Excel Centre in London (London)

  • Ashton Gate in Bristol (South West)
  • Epsom racecourse in Surrey (South East)
  • Millennium Point in Birmingham (Midlands)
  • Robertson House in Stevenage (East of England)
  • Etihad Tennis Club in Manchester (North West)
  • The Centre for Life in Newcastle upon Tyne (North East and Yorkshire)

The GP sites providing Covid-19 vaccinations in Thanet


  1. This is such a huge priority.

    Will Thanet get more centres than 4 GP hubs? We’ll need more. Much much more.

    Or a drive thru jab centre.

  2. Local pharmacies will be utilised for vaccinations. Let’s hope that starts quickly, however there will be no way of knowing when you might be able to have the jab until I assume you receive a letter detailing where and when. There seems to be a supply problem and who know what version you might get!
    Having said that, let’s make sure we all get this vaccine at the earliest opportunity.

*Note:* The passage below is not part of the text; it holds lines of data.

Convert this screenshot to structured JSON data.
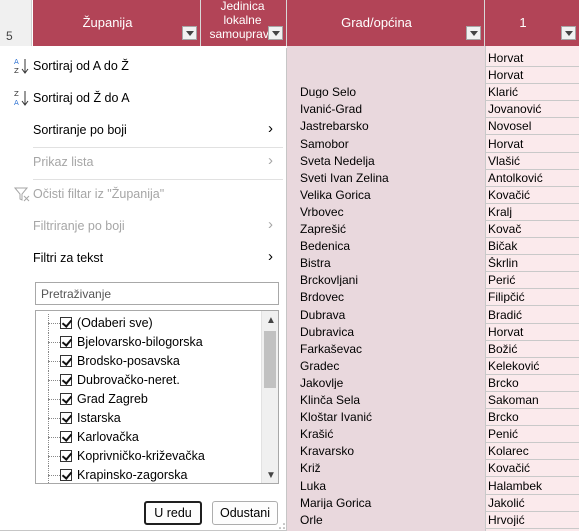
{
  "row_header": "5",
  "columns": [
    {
      "label": "Županija"
    },
    {
      "label": "Jedinica lokalne samouprave"
    },
    {
      "label": "Grad/općina"
    },
    {
      "label": "1"
    }
  ],
  "cities": [
    "",
    "",
    "Dugo Selo",
    "Ivanić-Grad",
    "Jastrebarsko",
    "Samobor",
    "Sveta Nedelja",
    "Sveti Ivan Zelina",
    "Velika Gorica",
    "Vrbovec",
    "Zaprešić",
    "Bedenica",
    "Bistra",
    "Brckovljani",
    "Brdovec",
    "Dubrava",
    "Dubravica",
    "Farkaševac",
    "Gradec",
    "Jakovlje",
    "Klinča Sela",
    "Kloštar Ivanić",
    "Krašić",
    "Kravarsko",
    "Križ",
    "Luka",
    "Marija Gorica",
    "Orle"
  ],
  "surnames": [
    "Horvat",
    "Horvat",
    "Klarić",
    "Jovanović",
    "Novosel",
    "Horvat",
    "Vlašić",
    "Antolković",
    "Kovačić",
    "Kralj",
    "Kovač",
    "Bičak",
    "Škrlin",
    "Perić",
    "Filipčić",
    "Bradić",
    "Horvat",
    "Božić",
    "Kelеković",
    "Brcko",
    "Sakoman",
    "Brcko",
    "Penić",
    "Kolarec",
    "Kovačić",
    "Halambek",
    "Jakolić",
    "Hrvojić"
  ],
  "menu": {
    "sort_az": "Sortiraj od A do Ž",
    "sort_za": "Sortiraj od Ž do A",
    "sort_color": "Sortiranje po boji",
    "sheet_view": "Prikaz lista",
    "clear_filter": "Očisti filtar iz \"Županija\"",
    "filter_color": "Filtriranje po boji",
    "text_filters": "Filtri za tekst",
    "search_placeholder": "Pretraživanje",
    "list_items": [
      "(Odaberi sve)",
      "Bjelovarsko-bilogorska",
      "Brodsko-posavska",
      "Dubrovačko-neret.",
      "Grad Zagreb",
      "Istarska",
      "Karlovačka",
      "Koprivničko-križevačka",
      "Krapinsko-zagorska"
    ],
    "ok": "U redu",
    "cancel": "Odustani"
  },
  "colors": {
    "header_bg": "#b24457",
    "column_c_bg": "#e9d8dd",
    "column_d_bg": "#fbeaec"
  }
}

  3. Having just seen Mr. Hancock on tv how about this for a slogan following the number if people out and about in large groups over the weekend. EXERSICE DON’T SOCIALISE. For some reason some of us think we can get in our cars travel to somewhere, meet up for a coffee and stand in groups having a good old chin wag. Very few getting any EXERCISE, apart from their tongues.

    • Good idea.
      There are far too many people who seem to think Covid is a minor annoyance rather than a lethal pandemic. Despite the rules “Stay at home”, folk are finding all sorts of reasons to push the boundaries and bend or break the rules.

  4. How long will it take to vaccinate the elderly in the 41 care homes in Thanet.? Unless they step up on the vaccination programme what will happen to the others in the community?

    • The government’s plan is that everyone in vulnerable tiers 1-4 should get at least the first jab by 15th Feb. That’s 15 million by the middle of Feb. So far, they’ve done 2.5 million – about 1/6th of the total
      We’ll have to see how they get on.